Why I Switched from PostgreSQL to SQLite
The Database That Surprised Me
For years, I used PostgreSQL for every project by default. It’s powerful, reliable, and battle-tested. But recently, I made a surprising switch — and I’m not going back.
The Realization
Most applications don’t need a client-server database. Here’s what I discovered:
- My blog gets ~1000 visitors/day. SQLite handles 100x that easily.
- I’m the only writer. There’s no concurrent write contention.

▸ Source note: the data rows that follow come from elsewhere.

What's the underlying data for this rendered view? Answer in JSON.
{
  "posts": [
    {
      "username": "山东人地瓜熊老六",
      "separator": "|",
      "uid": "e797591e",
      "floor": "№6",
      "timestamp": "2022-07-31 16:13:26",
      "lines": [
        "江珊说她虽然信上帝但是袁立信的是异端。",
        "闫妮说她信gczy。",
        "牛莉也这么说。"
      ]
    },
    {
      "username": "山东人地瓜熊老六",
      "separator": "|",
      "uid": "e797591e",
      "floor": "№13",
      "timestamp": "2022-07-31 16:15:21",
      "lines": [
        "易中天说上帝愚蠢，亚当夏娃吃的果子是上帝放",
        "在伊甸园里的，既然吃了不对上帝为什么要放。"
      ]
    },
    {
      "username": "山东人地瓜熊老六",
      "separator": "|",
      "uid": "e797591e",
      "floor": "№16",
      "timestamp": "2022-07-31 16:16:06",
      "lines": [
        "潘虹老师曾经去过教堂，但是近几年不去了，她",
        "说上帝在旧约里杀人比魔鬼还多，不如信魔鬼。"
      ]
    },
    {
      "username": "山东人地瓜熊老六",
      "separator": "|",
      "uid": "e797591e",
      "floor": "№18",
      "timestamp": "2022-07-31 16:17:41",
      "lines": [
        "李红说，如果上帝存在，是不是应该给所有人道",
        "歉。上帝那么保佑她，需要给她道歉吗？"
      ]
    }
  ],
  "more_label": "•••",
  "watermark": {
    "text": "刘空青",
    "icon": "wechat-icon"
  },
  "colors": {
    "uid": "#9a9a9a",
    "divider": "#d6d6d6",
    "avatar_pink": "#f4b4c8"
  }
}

- Deployment simplicity matters. One binary, one file, zero configuration.
SQLite’s Hidden Strengths
Performance
For read-heavy workloads, SQLite often outperforms PostgreSQL because there’s no network overhead:
# SQLite: direct function calls
# PostgreSQL: TCP round-trip per query
Zero Administration
No pg_hba.conf, no user management, no VACUUM cron jobs. The database is just a file:
ls -lh blog.db
# -rw-r--r-- 1 kyle staff 2.4M blog.db
Back up the entire database with cp blog.db backup.db. Try doing that with a 50GB PostgreSQL cluster.
Reliability
SQLite is the most tested software component in the world. The test suite has over 100 million lines of test code. It’s used in every iPhone, Android device, and web browser.
When NOT to Use SQLite
SQLite isn’t right for everything:
- High write concurrency — SQLite serializes writes
- Multiple application servers — you need network access to the DB file
- Very large datasets — while SQLite supports terabytes, administrative tools are sparse
My Setup
import "github.com/mattn/go-sqlite3"
db, err := sql.Open("sqlite3", "blog.db?_journal_mode=WAL&_foreign_keys=on")
WAL mode gives me concurrent reads while a write is happening — perfect for a blog where writes are rare and reads are constant.
Conclusion
SQLite is not a toy. For single-server applications, it’s often the right choice. Don’t reach for PostgreSQL just because it’s what you’ve always used. Think about what your application actually needs.